Hey @toontalk,
Yes, indeed. Training neural networks with enough good-sized layers can discover the best polynomial features for themselves. In fact, you can find many blogs, articles and research papers describing neural networks as a way to automatically perform feature engineering for you. I don’t recall if I heard this from one of the lecture videos of Prof Andrew or from somewhere else, for the first time, but it is in fact, one of the defining aspects of neural networks.
In fact, this is the only reason, neural networks met with some criticism during their emergence. They rendered research that was put into feature engineering for the last 60 years before their emergence useless for a majority of applications.
For instance, consider a simple example of speech transcription.
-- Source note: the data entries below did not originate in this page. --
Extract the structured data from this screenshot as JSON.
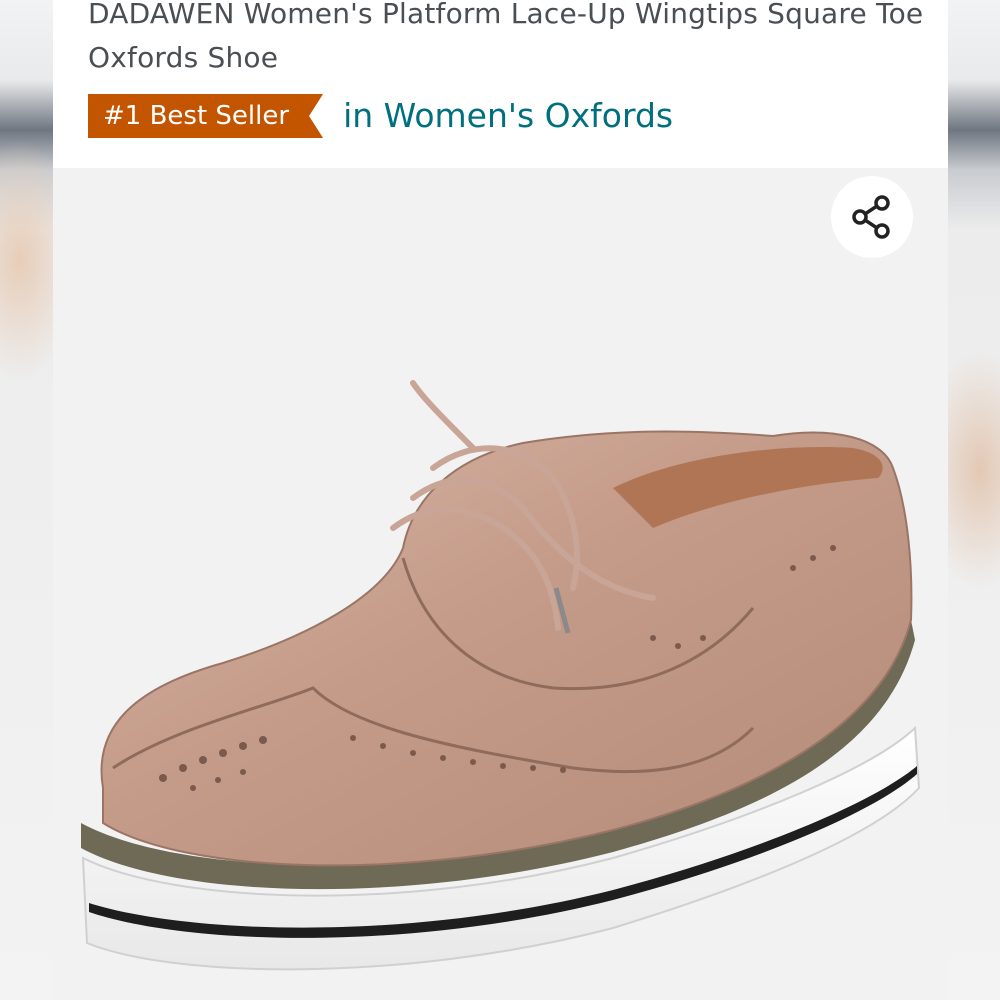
{
  "product": {
    "title": "DADAWEN Women's Platform Lace-Up Wingtips Square Toe Oxfords Shoe",
    "badge": "#1 Best Seller",
    "category": "in Women's Oxfords"
  },
  "icons": {
    "share": "share-icon"
  },
  "colors": {
    "badge_bg": "#c45500",
    "category_link": "#00707e",
    "title_text": "#4a4f54"
  }
}
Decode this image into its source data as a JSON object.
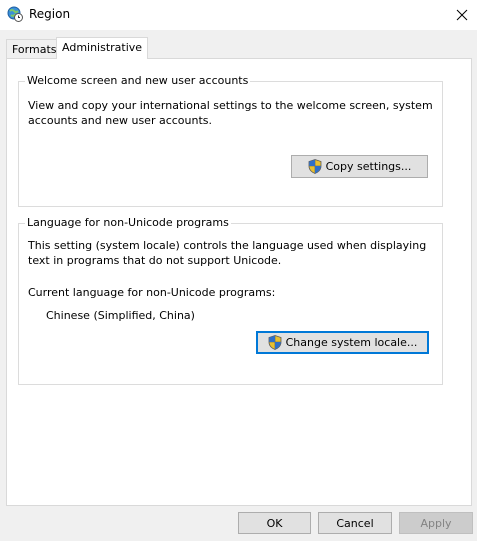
{
  "window": {
    "title": "Region"
  },
  "tabs": [
    {
      "label": "Formats"
    },
    {
      "label": "Administrative"
    }
  ],
  "welcome_group": {
    "legend": "Welcome screen and new user accounts",
    "description_line1": "View and copy your international settings to the welcome screen, system",
    "description_line2": "accounts and new user accounts.",
    "copy_button_label": "Copy settings..."
  },
  "language_group": {
    "legend": "Language for non-Unicode programs",
    "description_line1": "This setting (system locale) controls the language used when displaying",
    "description_line2": "text in programs that do not support Unicode.",
    "current_label": "Current language for non-Unicode programs:",
    "current_value": "Chinese (Simplified, China)",
    "change_button_label": "Change system locale..."
  },
  "footer": {
    "ok_label": "OK",
    "cancel_label": "Cancel",
    "apply_label": "Apply"
  },
  "icons": {
    "title": "globe-clock-icon",
    "close": "close-icon",
    "shield": "uac-shield-icon"
  }
}
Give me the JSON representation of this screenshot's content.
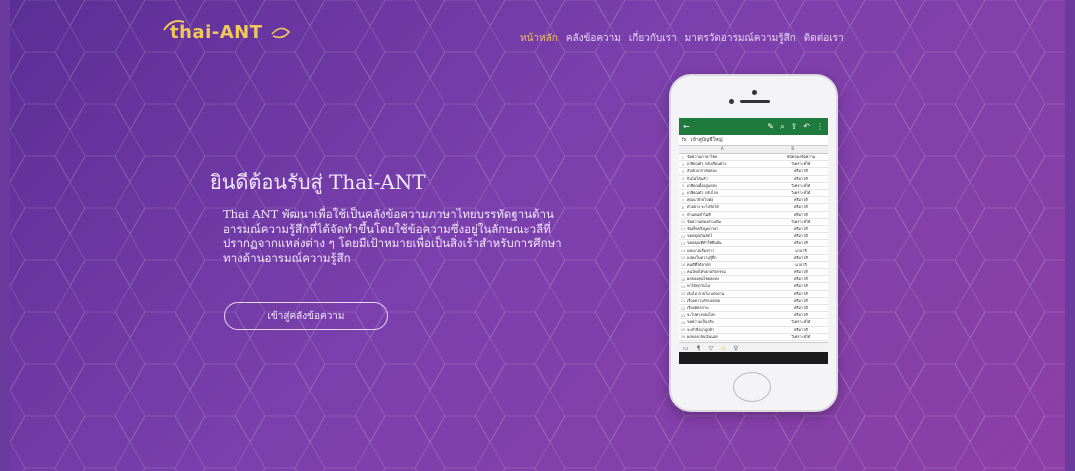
{
  "brand": {
    "logo_text": "thai-ANT",
    "logo_color": "#f0c75a"
  },
  "nav": {
    "items": [
      {
        "label": "หน้าหลัก",
        "active": true
      },
      {
        "label": "คลังข้อความ",
        "active": false
      },
      {
        "label": "เกี่ยวกับเรา",
        "active": false
      },
      {
        "label": "มาตรวัดอารมณ์ความรู้สึก",
        "active": false
      },
      {
        "label": "ติดต่อเรา",
        "active": false
      }
    ]
  },
  "hero": {
    "welcome": "ยินดีต้อนรับสู่ Thai-ANT",
    "description": "Thai ANT พัฒนาเพื่อใช้เป็นคลังข้อความภาษาไทยบรรทัดฐานด้านอารมณ์ความรู้สึกที่ได้จัดทำขึ้นโดยใช้ข้อความซึ่งอยู่ในลักษณะวลีที่ปรากฏจากแหล่งต่าง ๆ โดยมีเป้าหมายเพื่อเป็นสิ่งเร้าสำหรับการศึกษาทางด้านอารมณ์ความรู้สึก",
    "cta_label": "เข้าสู่คลังข้อความ"
  },
  "phone_sheet": {
    "formula_text": "เข้าสู่บัญชีใหญ่",
    "col_a": "A",
    "col_b": "B",
    "rows": [
      [
        "ข้อความภาษาไทย",
        "ชนิดของข้อความ"
      ],
      [
        "เกษียณตัว กลับเรียนต่าง",
        "วิเคราะห์ได้"
      ],
      [
        "ลับลับอากาศลดลง",
        "ครีมาวดี"
      ],
      [
        "กินไม่ได้แล้ว",
        "ครีมาวดี"
      ],
      [
        "เกษียณตั้งอยู่แหล่ง",
        "วิเคราะห์ได้"
      ],
      [
        "เกษียณตัว กลับไกล",
        "วิเคราะห์ได้"
      ],
      [
        "คุณนาย้ายไปต่อ",
        "ครีมาวดี"
      ],
      [
        "ตัวอย่าง จะไปรับได้",
        "ครีมาวดี"
      ],
      [
        "บ้านคนทำไม่ดี",
        "ครีมาวดี"
      ],
      [
        "ข้อความพ้องสามเดิม",
        "วิเคราะห์ได้"
      ],
      [
        "ข้อเท็จจริงพูดภาษา",
        "ครีมาวดี"
      ],
      [
        "ขอบคุณกินสัตว์",
        "ครีมาวดี"
      ],
      [
        "ขอบคุณที่ทำให้ยืนยัน",
        "ครีมาวดี"
      ],
      [
        "แต่งงานเรื่องราว",
        "นาบาลี"
      ],
      [
        "แสดงในความรู้สึก",
        "ครีมาวดี"
      ],
      [
        "คนดีที่ได้ลาพัก",
        "นาบาลี"
      ],
      [
        "คนไทยได้ขยายกิจกรรม",
        "ครีมาวดี"
      ],
      [
        "ผลของคนไทยลดลง",
        "ครีมาวดี"
      ],
      [
        "หาได้ทุกวันไม่",
        "ครีมาวดี"
      ],
      [
        "เงินไม่ ตายไม่ แต่งงาน",
        "ครีมาวดี"
      ],
      [
        "เรื่องความรักบอกต่อ",
        "ครีมาวดี"
      ],
      [
        "เรื่องมิตรภาพ",
        "ครีมาวดี"
      ],
      [
        "จะไปทางของโลก",
        "ครีมาวดี"
      ],
      [
        "ขอความเป็นจริง",
        "วิเคราะห์ได้"
      ],
      [
        "จะทำสิ่งน่าลูกค้า",
        "ครีมาวดี"
      ],
      [
        "ผลของกลับเงินนอก",
        "วิเคราะห์ได้"
      ]
    ]
  }
}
A lot of research (prior to the emergence of neural networks) was put into different kinds of feature engineering for voice data, like detecting consonants, vowels, intonations, etc and then feeding these engineered features to the Machine Learning models, but today, considering if you have enough data and computational power, there exists neural networks like GRUs, LSTMs, Transformers, etc that can perform this task end-to-end, without you having to perform feature engineering at all.
Note that feature engineering is different from data pre-processing. You still have to perform some data pre-processing depending on the application, the dataset and the neural network that you are using.
For further reference, you can refer to this discussion on Neural Network vs Kernel Logistic Regression (a variation of Logistic Regression). I hope this helps.
Regards,
Elemento